Commodity Futures Trading Commission Chairman Gary Gensler said the agency’s new regulations for the derivatives market must cover banks, non-banks and parts of the financial system that “pose new risks.”
“We must oversee a banking system, shadow banking system, derivatives marketplace and Wall Street,” Gensler said today in remarks prepared for a conference at Princeton University in New Jersey. “We don’t have the luxury to turn back the clock, but we do have the responsibility to update our oversight for the financial system of the time.”
The CFTC and the Securities and Exchange Commission are leading U.S. efforts to draft regulations for the $583 trillion over-the-counter derivatives market after largely unregulated trading complicated efforts to resolve the 2008 credit crisis.
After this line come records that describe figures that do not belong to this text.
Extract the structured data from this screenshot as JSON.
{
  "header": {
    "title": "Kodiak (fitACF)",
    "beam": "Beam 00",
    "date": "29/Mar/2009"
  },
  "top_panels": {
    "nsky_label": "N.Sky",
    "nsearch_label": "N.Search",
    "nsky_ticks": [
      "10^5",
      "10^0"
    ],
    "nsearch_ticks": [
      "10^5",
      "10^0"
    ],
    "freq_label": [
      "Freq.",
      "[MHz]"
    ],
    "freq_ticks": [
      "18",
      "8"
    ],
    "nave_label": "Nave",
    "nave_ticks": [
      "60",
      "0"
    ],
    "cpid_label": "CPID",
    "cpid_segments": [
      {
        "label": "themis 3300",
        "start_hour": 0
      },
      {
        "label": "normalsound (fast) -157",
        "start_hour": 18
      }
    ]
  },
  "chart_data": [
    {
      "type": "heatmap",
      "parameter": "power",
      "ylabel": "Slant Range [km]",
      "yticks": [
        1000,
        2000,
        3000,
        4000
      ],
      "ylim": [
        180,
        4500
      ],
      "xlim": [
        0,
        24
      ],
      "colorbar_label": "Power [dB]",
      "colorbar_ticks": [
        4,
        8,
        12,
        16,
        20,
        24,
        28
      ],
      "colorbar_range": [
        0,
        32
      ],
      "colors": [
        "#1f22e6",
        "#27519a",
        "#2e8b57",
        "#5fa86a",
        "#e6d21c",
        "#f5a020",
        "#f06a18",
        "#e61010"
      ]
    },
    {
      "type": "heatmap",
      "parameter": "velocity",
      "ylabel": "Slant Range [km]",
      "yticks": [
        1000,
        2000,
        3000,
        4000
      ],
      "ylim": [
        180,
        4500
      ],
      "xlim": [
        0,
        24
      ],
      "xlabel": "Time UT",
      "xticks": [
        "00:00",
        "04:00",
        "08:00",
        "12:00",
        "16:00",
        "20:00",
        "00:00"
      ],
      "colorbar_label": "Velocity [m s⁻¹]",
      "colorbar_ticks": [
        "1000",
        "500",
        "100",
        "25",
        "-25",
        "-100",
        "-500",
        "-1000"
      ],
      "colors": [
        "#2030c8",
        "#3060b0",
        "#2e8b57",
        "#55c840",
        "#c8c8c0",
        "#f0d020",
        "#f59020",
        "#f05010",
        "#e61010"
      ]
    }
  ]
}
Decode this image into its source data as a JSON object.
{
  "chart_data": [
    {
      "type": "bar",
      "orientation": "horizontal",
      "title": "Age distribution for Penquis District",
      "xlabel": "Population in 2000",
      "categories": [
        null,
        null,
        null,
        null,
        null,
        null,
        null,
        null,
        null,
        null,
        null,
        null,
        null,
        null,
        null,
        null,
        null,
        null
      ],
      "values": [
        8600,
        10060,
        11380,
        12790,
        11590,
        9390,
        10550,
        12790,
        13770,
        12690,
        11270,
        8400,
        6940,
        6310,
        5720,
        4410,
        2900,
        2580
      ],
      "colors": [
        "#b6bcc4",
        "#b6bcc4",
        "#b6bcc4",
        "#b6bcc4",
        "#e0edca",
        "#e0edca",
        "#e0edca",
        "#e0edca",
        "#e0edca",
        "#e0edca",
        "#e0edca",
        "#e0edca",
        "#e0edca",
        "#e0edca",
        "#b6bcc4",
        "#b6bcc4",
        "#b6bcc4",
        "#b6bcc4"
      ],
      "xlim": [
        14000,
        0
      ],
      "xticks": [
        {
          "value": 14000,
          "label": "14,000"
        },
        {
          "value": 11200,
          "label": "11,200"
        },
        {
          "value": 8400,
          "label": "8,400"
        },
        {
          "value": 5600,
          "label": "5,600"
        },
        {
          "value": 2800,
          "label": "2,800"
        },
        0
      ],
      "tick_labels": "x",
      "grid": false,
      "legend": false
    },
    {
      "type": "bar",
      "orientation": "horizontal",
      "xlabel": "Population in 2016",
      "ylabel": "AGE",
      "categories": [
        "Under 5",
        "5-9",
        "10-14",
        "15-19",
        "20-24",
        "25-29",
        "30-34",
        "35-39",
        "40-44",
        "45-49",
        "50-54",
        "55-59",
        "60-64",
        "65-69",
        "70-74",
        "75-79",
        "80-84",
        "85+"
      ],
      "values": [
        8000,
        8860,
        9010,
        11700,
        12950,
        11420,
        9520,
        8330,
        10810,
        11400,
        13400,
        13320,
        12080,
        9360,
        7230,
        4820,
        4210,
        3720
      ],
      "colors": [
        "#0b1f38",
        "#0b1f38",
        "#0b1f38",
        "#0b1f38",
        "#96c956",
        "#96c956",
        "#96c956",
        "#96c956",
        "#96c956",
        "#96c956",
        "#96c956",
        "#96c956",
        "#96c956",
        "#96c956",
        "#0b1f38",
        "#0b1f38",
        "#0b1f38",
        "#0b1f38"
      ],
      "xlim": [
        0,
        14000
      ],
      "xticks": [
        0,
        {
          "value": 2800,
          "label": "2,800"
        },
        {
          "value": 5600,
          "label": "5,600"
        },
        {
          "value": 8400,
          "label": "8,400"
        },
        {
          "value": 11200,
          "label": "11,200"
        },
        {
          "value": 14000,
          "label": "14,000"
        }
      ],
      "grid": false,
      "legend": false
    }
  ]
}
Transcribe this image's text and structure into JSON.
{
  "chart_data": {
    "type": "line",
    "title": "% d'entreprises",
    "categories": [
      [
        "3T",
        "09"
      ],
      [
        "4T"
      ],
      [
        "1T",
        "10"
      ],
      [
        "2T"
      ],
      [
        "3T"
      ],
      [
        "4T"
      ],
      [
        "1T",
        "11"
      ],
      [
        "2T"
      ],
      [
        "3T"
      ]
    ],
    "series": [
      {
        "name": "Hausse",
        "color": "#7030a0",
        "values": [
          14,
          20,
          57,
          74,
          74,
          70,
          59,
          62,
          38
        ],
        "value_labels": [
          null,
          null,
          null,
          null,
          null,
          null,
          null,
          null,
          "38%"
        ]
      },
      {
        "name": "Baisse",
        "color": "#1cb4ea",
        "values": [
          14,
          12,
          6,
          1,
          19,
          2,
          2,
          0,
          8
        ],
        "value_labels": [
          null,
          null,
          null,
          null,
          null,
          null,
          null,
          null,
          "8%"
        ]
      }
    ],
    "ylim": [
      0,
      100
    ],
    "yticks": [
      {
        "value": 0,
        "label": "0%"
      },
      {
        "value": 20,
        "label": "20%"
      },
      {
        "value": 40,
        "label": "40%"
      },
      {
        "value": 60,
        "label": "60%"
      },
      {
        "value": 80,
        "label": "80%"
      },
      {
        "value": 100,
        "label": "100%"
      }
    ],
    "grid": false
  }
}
The new rules are required under the Dodd-Frank financial-regulation law enacted in July.
Gensler’s agency is planning three meetings in December to consider proposals for defining swaps dealers and other entities in swaps markets, he said on Nov. 19. The CFTC has already held five public meetings to consider and vote on proposed rules.
Derivatives, including swaps, are financial instruments used to hedge risks or for speculation. They’re derived from stocks, bonds, loans, currencies and commodities, or linked to specific events like changes in the weather or interest rates. Options and futures are the most common types of derivatives.